Evidemment, ils sont toujours repoussés par Zeus ou Jupiter
(c'est le même), dans leurs tentatives de conquérir
l'Olympe. Et cette préoccupation exclusive les empêchera
toujours d'accéder à la Voie de l'Eveil.
Finalement,
il y a les devas, ou dieux, qui vivent une vie de luxe et de
volupté, incapables de se préoccuper de rien, et c'est pour
cette insouciance-même qu'à eux la Voie de l'Eveil est
fermée.
C'est
bien évidemment de la mythologie, mais cela décrit bien les
divers états psychologiques qui peuvent être les nôtres. Et
cela dit bien qu'être pleinement humain, c'est échapper à
tous ces pièges, mais que c'est aussi la condition pour
pouvoir aller au-delà.
La
vérité, c'est que, comme je le spécifiais dans ce texte, si
on place un maître fondateur au rang des dieux, il en
devient de son oeuvre comme du pépin ci-haut mentionné. Il
ne germera pas et le bénéfice en sera perdu. Et de fait, il
me semble en toute honnêteté que ce n'est que chez ceux pour
qui ces maîtres étaient des êtres humains que la semence de
leur enseignement a pu germer.
Il
y a des quantités étonnantes de personnes, dans toutes
sortes de domaines, qui se sentent orphelins de leur ancien
enseignant, et pour qui ce dernier devient du coup le modèle
absolu, défauts compris. Ses orphelins n'arrivent plus à
évoluer, tout obsédés qu'ils sont de son absence. Il y a
sans doute là une projection. Accepter que le maître soit
critiqué, ce serait aussi accepter que le disciple soit
critiqué.
C'est
sans doute ainsi qu'un jour apparaissent des temples en
quantité, où trône en gloire une statue de maître fondateur,
avec un clergé organisé, et parfois même une Inquisition
pour débusquer (et carboniser) les mécréants. Et cela n'est
pas exclusif au champ religieux: il en va souvent de même
dans le domaine scientifique. Quand cela arrive, le maître
fondateur est passé pour de bon et pour longtemps au rang
des dieux, et ce sont bien de nombreux éons qu'il lui
faudrait attendre pour pouvoir renaître en tant qu'être
humain et de là, éventuellement, atteindre à l'Eveil.

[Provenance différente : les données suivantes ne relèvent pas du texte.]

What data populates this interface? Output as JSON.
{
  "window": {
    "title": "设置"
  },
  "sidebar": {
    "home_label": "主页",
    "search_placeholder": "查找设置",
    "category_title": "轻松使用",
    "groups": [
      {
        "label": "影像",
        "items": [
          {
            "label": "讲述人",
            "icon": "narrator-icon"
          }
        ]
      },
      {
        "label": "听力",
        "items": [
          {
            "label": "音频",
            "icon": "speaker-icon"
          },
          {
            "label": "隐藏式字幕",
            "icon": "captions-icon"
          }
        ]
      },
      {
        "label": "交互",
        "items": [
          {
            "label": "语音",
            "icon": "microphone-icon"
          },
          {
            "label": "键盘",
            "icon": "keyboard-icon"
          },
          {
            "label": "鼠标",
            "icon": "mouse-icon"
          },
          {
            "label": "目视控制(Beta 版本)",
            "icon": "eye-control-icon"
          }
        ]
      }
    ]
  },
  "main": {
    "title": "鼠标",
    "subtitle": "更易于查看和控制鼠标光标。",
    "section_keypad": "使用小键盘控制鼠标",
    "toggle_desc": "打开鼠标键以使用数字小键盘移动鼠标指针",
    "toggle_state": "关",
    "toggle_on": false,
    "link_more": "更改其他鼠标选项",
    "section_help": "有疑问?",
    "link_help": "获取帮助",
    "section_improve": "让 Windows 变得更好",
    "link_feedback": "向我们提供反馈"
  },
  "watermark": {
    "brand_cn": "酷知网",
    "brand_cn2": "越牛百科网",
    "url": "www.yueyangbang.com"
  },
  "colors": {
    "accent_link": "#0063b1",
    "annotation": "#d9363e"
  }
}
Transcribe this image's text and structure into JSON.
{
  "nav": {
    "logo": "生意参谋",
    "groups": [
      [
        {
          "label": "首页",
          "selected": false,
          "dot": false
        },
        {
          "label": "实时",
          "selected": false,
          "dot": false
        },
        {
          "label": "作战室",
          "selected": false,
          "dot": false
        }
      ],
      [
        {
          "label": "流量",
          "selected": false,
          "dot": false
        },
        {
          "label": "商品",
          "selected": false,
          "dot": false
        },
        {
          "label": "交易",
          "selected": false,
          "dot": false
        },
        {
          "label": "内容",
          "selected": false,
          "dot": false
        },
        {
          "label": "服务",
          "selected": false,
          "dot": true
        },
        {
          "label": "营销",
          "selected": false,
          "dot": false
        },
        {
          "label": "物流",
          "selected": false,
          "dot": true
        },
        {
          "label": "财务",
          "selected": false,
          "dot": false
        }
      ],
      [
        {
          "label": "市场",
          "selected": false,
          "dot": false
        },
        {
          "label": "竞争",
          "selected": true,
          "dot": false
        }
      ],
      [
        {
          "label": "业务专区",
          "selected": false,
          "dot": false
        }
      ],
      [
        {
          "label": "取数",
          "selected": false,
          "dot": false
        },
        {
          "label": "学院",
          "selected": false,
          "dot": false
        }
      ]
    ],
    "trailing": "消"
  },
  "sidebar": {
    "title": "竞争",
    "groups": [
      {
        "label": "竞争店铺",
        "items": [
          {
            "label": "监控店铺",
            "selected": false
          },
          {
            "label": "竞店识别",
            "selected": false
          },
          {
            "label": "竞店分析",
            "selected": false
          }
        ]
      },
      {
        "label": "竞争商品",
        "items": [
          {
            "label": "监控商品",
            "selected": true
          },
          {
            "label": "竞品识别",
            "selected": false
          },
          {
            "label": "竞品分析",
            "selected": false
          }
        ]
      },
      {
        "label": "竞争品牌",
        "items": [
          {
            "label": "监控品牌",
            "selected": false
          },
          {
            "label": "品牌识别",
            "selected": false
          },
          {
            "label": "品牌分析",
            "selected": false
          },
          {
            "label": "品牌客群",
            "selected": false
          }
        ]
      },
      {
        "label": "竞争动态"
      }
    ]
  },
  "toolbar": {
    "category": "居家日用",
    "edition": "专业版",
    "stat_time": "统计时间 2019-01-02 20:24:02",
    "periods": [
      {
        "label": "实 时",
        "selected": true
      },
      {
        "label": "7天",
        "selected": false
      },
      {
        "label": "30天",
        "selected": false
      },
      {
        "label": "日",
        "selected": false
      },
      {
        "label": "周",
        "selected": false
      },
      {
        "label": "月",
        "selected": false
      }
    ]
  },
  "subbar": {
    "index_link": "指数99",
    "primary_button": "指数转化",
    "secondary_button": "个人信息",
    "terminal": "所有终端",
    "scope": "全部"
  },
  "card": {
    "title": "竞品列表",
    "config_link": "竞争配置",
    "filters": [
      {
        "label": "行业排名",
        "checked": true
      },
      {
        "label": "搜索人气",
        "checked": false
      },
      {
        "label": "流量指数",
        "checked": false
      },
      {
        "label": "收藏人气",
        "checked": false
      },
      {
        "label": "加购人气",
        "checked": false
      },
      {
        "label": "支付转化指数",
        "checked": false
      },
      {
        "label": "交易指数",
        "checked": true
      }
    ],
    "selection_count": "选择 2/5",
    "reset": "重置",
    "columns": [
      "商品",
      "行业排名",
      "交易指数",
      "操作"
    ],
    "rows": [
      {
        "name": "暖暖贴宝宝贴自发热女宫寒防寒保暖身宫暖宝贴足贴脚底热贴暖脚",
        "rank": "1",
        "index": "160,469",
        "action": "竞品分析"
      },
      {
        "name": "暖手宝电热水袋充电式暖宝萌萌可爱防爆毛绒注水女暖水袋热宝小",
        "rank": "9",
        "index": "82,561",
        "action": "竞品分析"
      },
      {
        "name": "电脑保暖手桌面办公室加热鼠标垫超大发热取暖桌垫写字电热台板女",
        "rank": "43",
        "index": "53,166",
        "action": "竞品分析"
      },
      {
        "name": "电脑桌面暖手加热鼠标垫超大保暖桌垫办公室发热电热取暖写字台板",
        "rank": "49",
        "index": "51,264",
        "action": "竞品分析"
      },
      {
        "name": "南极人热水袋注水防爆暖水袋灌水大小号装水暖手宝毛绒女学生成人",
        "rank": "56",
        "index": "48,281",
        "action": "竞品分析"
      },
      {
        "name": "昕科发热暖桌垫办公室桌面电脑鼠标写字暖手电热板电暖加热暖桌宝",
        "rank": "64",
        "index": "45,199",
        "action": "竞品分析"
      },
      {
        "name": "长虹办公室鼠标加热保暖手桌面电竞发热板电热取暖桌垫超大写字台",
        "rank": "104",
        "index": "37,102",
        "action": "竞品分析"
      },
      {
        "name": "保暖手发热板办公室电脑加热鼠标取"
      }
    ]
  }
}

Souhaitons lui donc plutôt de vite renaître en tant qu'être
humain, afin que ce qu'il a fait, et ce peut importe en
quels termes, puisse profiter à tous les êtres sensibles.
Mais
le prix de cela, c'est de lui reconnaître son humanité, et
donc ses défauts, défauts qui lui ont permis de faire ce
qu'il a fait, de concert avec ses qualités. Et cela qui en
général mérite en général largement qu'on en fasse un
inventaire dépassionné. C'est à ce prix que son héritage de
n'importe quel maître peut profiter à ses disciples.